Mayoral Candidates Draw Heavily on Public Funds

With days to go before early voting for the mayoral primary, and six-figure ad spends dominating the airwaves, the candidates continue to be flush with taxpayer dollars.

That, after the NYC Campaign Finance Board (CFB) doled out close to $20 million in public matching fund payments late last month. This brings the total of taxpayer money disbursed to city primary candidates to nearly $96 million.

“The historic amount of matching funds issued to candidates in the 2021 elections is the direct result of New Yorkers making contributions to candidates, suggesting widespread interest and excitement for the candidates seeking their votes,” said Amy Loprest, executive director of the CFB.

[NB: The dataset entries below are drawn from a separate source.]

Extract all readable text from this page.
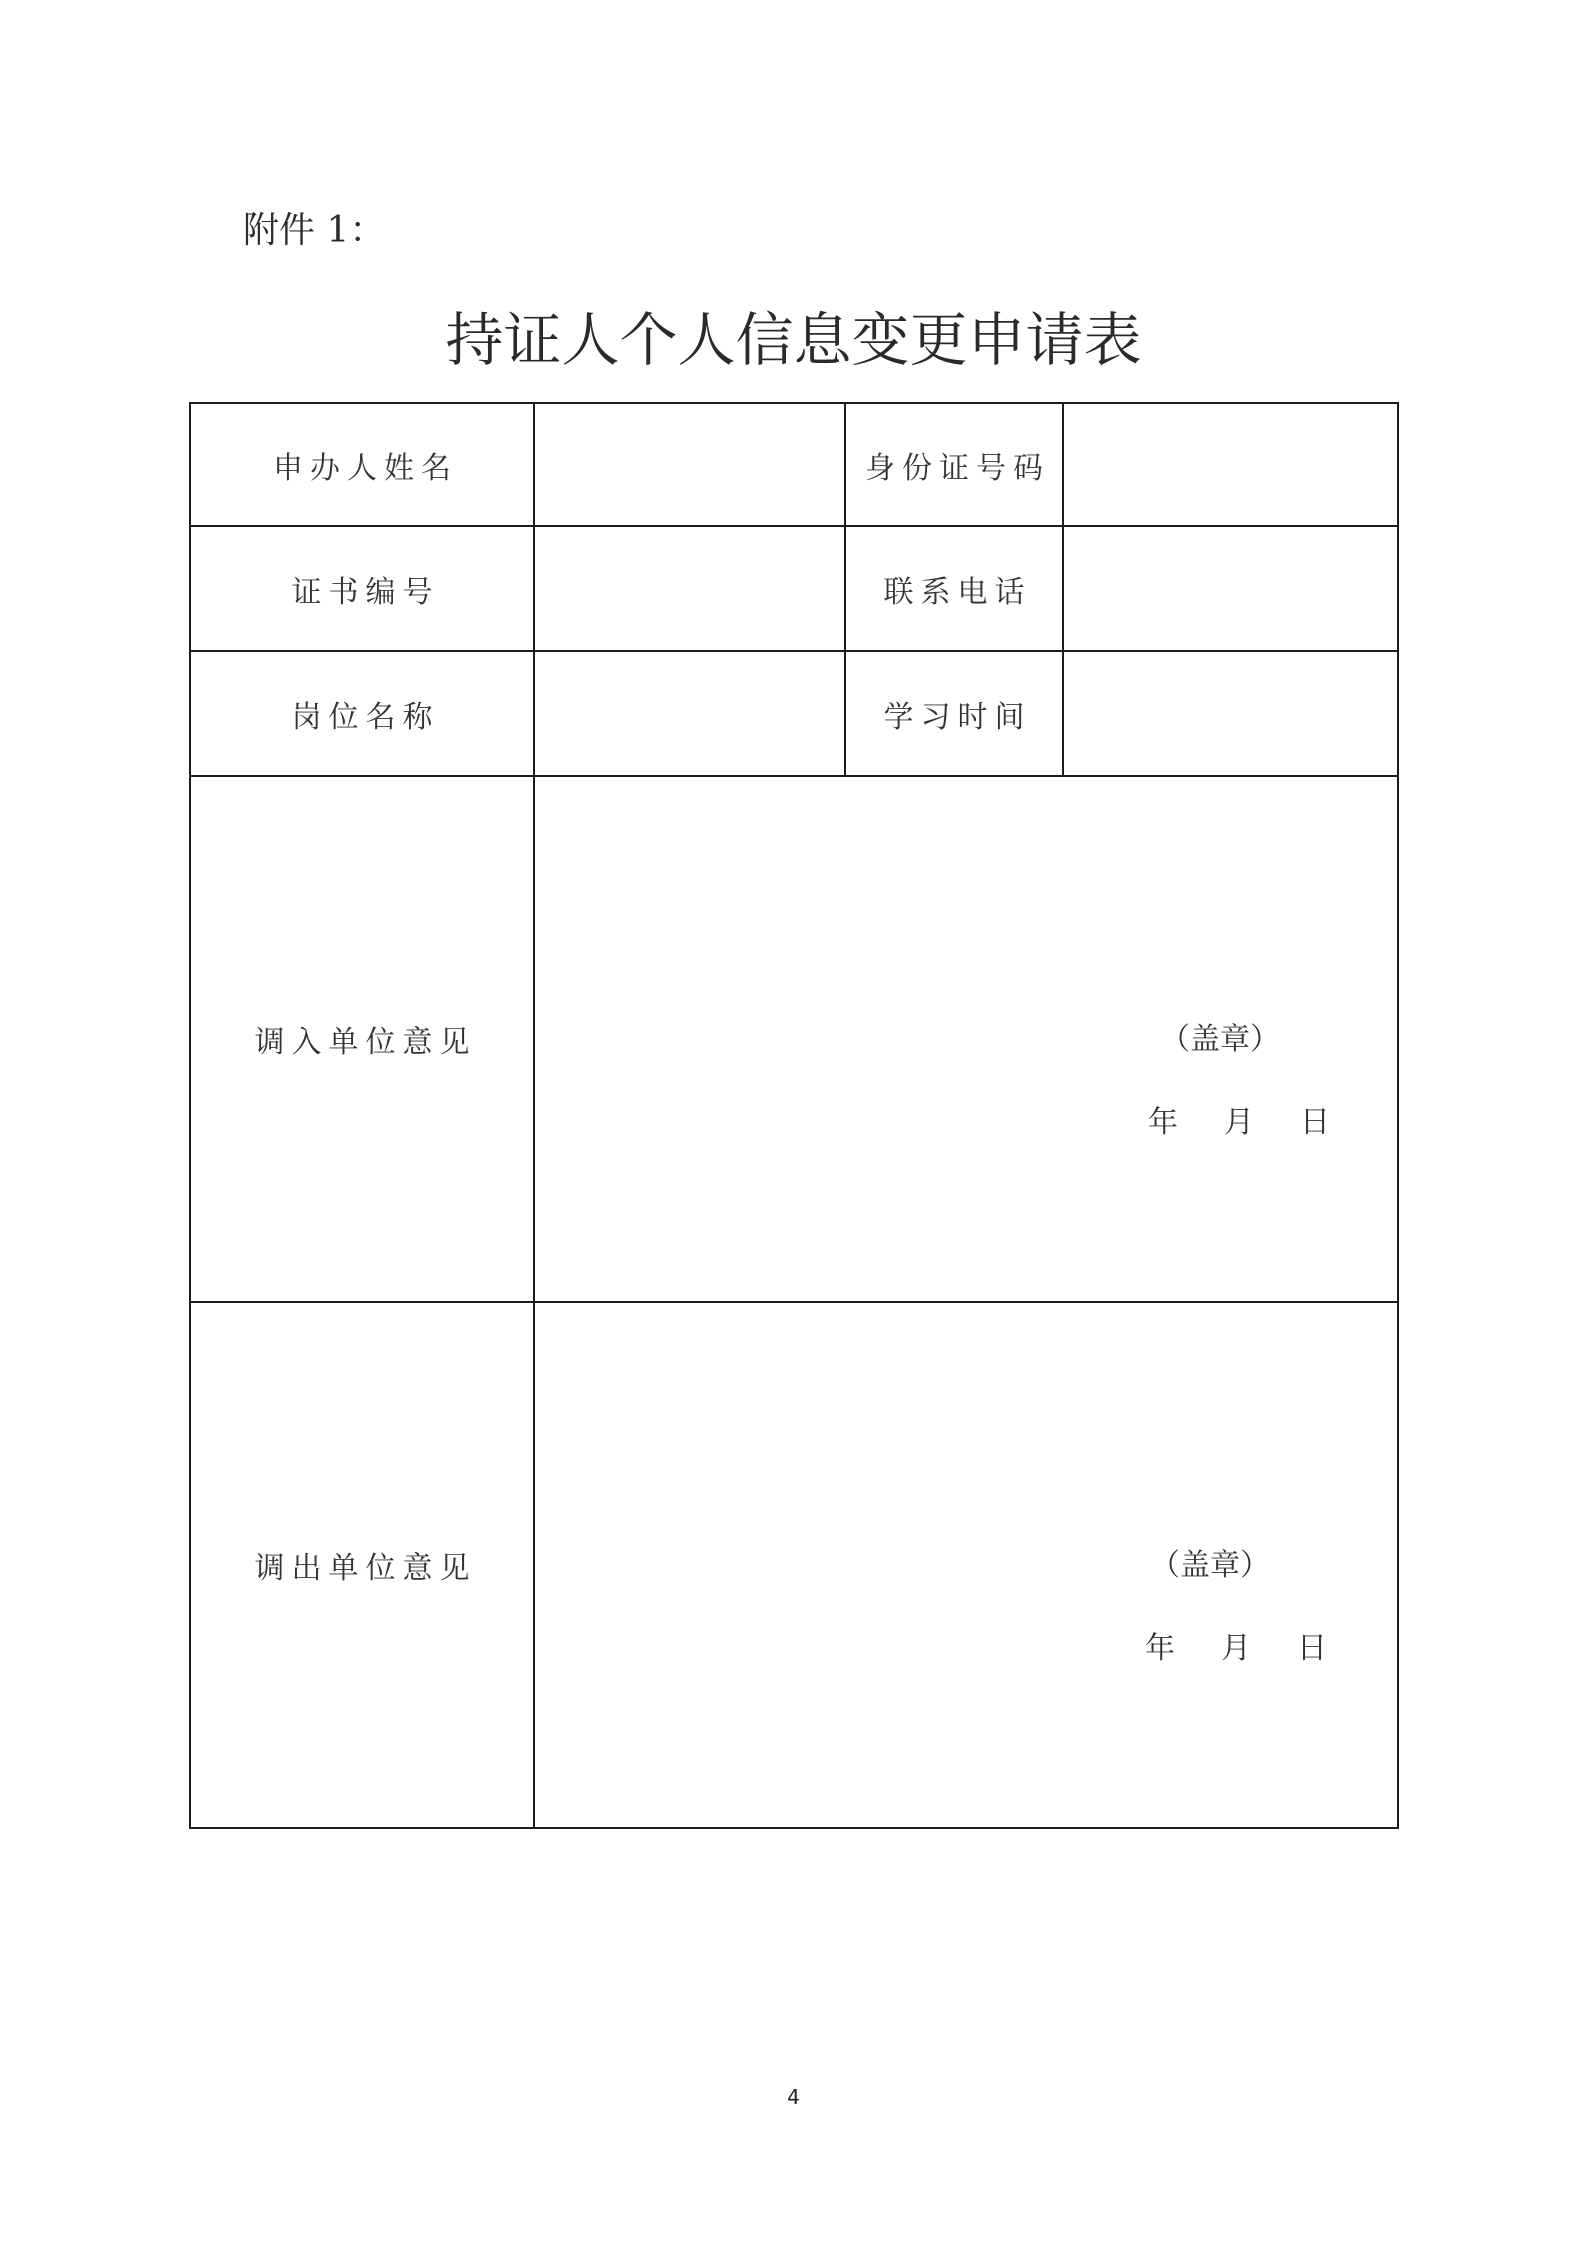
附件 1：
持证人个人信息变更申请表
申办人姓名		身份证号码	
证书编号		联系电话	
岗位名称		学习时间	
调入单位意见	（盖章）
年 月 日		

调出单位意见	（盖章）
年 月 日		
4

The CFB is an independent, nonpartisan agency charged with distributing $8 of taxpayer money for every $1 of private campaign money raised. This 8-1 ratio of public financing for elections, on paper, is meant to limit the influence of deep-pocketed donors.

In the mayoral race, the rule allows the match for the first $250 of every private donation from a New York City resident. That dollar threshold is lower for down-ballot races.

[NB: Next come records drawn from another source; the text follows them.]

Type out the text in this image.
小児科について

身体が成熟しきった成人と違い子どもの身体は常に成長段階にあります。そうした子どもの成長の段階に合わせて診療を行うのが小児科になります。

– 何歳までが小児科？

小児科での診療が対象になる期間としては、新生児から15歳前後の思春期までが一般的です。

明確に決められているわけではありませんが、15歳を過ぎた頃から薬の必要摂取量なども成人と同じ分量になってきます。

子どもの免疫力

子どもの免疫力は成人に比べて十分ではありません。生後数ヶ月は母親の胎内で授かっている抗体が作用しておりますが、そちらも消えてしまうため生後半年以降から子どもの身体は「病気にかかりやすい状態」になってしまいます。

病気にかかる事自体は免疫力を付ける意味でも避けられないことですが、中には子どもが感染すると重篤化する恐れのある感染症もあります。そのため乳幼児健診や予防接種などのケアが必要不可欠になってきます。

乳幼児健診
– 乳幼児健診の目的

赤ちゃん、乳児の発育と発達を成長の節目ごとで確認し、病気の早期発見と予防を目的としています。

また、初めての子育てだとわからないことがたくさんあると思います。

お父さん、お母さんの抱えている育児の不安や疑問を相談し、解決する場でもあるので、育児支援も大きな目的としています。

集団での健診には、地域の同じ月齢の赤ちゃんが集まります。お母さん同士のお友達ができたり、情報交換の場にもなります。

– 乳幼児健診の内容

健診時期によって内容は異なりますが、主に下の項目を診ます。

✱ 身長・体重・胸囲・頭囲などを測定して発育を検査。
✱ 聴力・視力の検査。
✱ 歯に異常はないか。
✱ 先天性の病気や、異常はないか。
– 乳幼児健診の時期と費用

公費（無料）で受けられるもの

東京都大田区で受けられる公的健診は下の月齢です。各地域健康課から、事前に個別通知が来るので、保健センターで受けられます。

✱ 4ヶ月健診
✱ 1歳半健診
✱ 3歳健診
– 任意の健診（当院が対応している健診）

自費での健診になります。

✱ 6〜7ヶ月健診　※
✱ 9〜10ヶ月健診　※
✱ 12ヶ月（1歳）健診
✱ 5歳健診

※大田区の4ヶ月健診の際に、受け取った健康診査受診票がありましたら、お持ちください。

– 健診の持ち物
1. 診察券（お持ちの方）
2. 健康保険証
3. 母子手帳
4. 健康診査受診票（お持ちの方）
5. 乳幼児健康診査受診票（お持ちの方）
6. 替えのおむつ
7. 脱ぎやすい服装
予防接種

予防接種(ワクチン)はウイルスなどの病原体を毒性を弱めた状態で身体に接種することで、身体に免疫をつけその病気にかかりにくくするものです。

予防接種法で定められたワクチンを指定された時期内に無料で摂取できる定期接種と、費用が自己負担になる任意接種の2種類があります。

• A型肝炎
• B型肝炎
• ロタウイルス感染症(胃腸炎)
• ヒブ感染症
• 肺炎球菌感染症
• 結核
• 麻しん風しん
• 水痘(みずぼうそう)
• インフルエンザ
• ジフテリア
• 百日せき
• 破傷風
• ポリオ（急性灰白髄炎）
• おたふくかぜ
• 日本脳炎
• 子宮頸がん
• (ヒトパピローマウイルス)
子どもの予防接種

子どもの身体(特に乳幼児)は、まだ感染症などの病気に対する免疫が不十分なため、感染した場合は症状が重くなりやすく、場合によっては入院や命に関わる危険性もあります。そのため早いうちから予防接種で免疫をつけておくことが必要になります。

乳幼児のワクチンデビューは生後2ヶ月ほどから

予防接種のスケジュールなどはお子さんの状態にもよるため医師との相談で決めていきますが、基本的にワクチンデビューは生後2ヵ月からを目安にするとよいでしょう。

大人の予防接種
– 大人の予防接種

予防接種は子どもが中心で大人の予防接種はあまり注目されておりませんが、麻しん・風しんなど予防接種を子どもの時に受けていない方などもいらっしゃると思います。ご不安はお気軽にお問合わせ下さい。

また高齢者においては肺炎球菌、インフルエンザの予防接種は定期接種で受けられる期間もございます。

The mayoral campaigns are keen to capitalise on the ratio in their fundraising efforts. The donation portal at Andrew Yang’s has the matching ratio in bold, as does Stringer’s. Maya Wiley’s donation portal mentions the ratio in the first sentence.

Of the eight frontrunners in the mayoral race, six candidates have public funds providing a majority of their contributions. Only Ray McGuire, who raised $11.7 million in private donations, declined public support.

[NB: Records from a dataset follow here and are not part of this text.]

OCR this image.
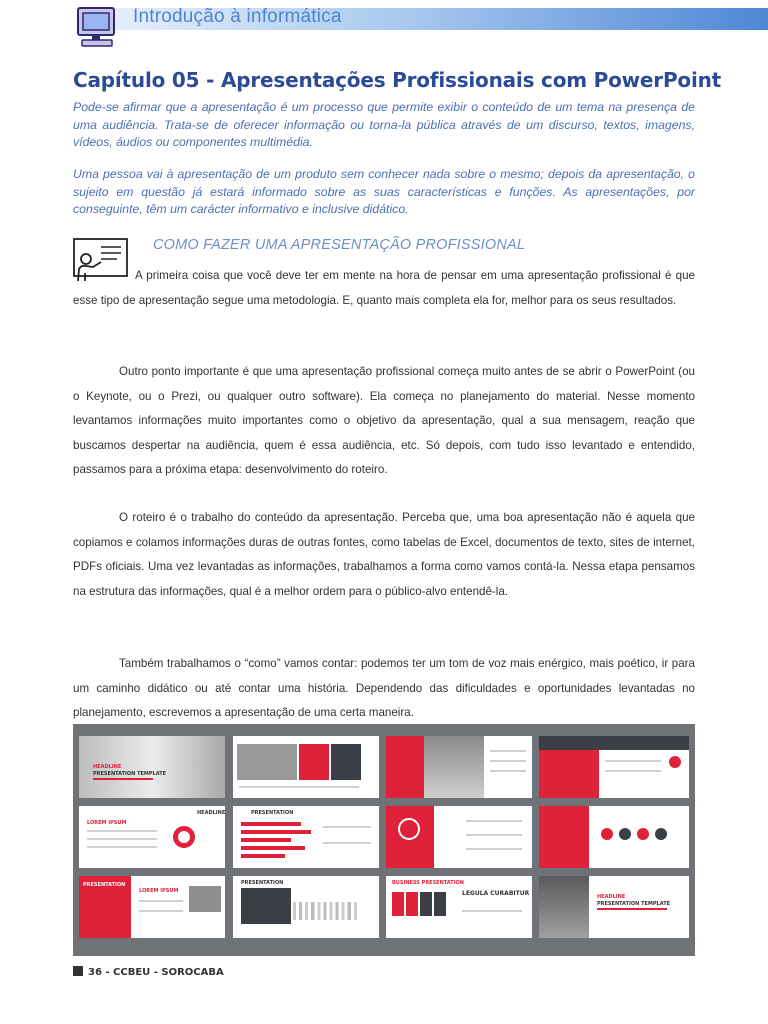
Introdução à informática
Capítulo 05 - Apresentações Profissionais com PowerPoint

Pode-se afirmar que a apresentação é um processo que permite exibir o conteúdo de um tema na presença de uma audiência. Trata-se de oferecer informação ou torna-la pública através de um discurso, textos, imagens, vídeos, áudios ou componentes multimédia.

Uma pessoa vai à apresentação de um produto sem conhecer nada sobre o mesmo; depois da apresentação, o sujeito em questão já estará informado sobre as suas características e funções. As apresentações, por conseguinte, têm um carácter informativo e inclusive didático.

COMO FAZER UMA APRESENTAÇÃO PROFISSIONAL

A primeira coisa que você deve ter em mente na hora de pensar em uma apresentação profissional é que esse tipo de apresentação segue uma metodologia. E, quanto mais completa ela for, melhor para os seus resultados.

Outro ponto importante é que uma apresentação profissional começa muito antes de se abrir o PowerPoint (ou o Keynote, ou o Prezi, ou qualquer outro software). Ela começa no planejamento do material. Nesse momento levantamos informações muito importantes como o objetivo da apresentação, qual a sua mensagem, reação que buscamos despertar na audiência, quem é essa audiência, etc. Só depois, com tudo isso levantado e entendido, passamos para a próxima etapa: desenvolvimento do roteiro.

O roteiro é o trabalho do conteúdo da apresentação. Perceba que, uma boa apresentação não é aquela que copiamos e colamos informações duras de outras fontes, como tabelas de Excel, documentos de texto, sites de internet, PDFs oficiais. Uma vez levantadas as informações, trabalhamos a forma como vamos contá-la. Nessa etapa pensamos na estrutura das informações, qual é a melhor ordem para o público-alvo entendê-la.

Também trabalhamos o “como” vamos contar: podemos ter um tom de voz mais enérgico, mais poético, ir para um caminho didático ou até contar uma história. Dependendo das dificuldades e oportunidades levantadas no planejamento, escrevemos a apresentação de uma certa maneira.

HEADLINE
PRESENTATION TEMPLATE
HEADLINE
LOREM IPSUM
PRESENTATION
PRESENTATION
LOREM IPSUM
PRESENTATION	BUSINESS PRESENTATION
LEGULA CURABITUR	HEADLINE
PRESENTATION TEMPLATE
36 - CCBEU - SOROCABA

Scott Stringer, Eric Adams, and Andrew Yang garnered the most public funds, including $6.14 million, $6.13 million, and $5.98 million for each candidate respectively. 

Stringer and Adams, the leading public fundraisers, both have around 8,000 contributors, with an average contribution of $285 and $458 respectively. For Yang, his 20,000 contributors are averaging $175 a donation.

Tellingly, Morales’ donation portal doesn’t mention the public matching ratio at all, as her campaign lags behind at an average of $78 per contributor.

The CFB’s rules require any money remaining from the campaign to be returned to the city, so the campaigns are in spend-it or lose-it mode.

The Stringer campaign launched a $689,678 TV ad buy in mid-May. The Yang campaign made four six-figure purchases in May, including a $737,560 TV ad buy. Kathryn Garcia’s May expenditures included video production services worth $335,377.50. 

Friday, June 11, is the last day the campaigns for city office can file for the 8-1 matching funds in the primary season. After a 4 business day review of the submissions, the candidates will receive the last round of municipal support for the cycle. 

This coincides with the start of early voting, which begins Saturday, June 12 and runs through Sunday, June 20. The primary is the following Tuesday, June 20.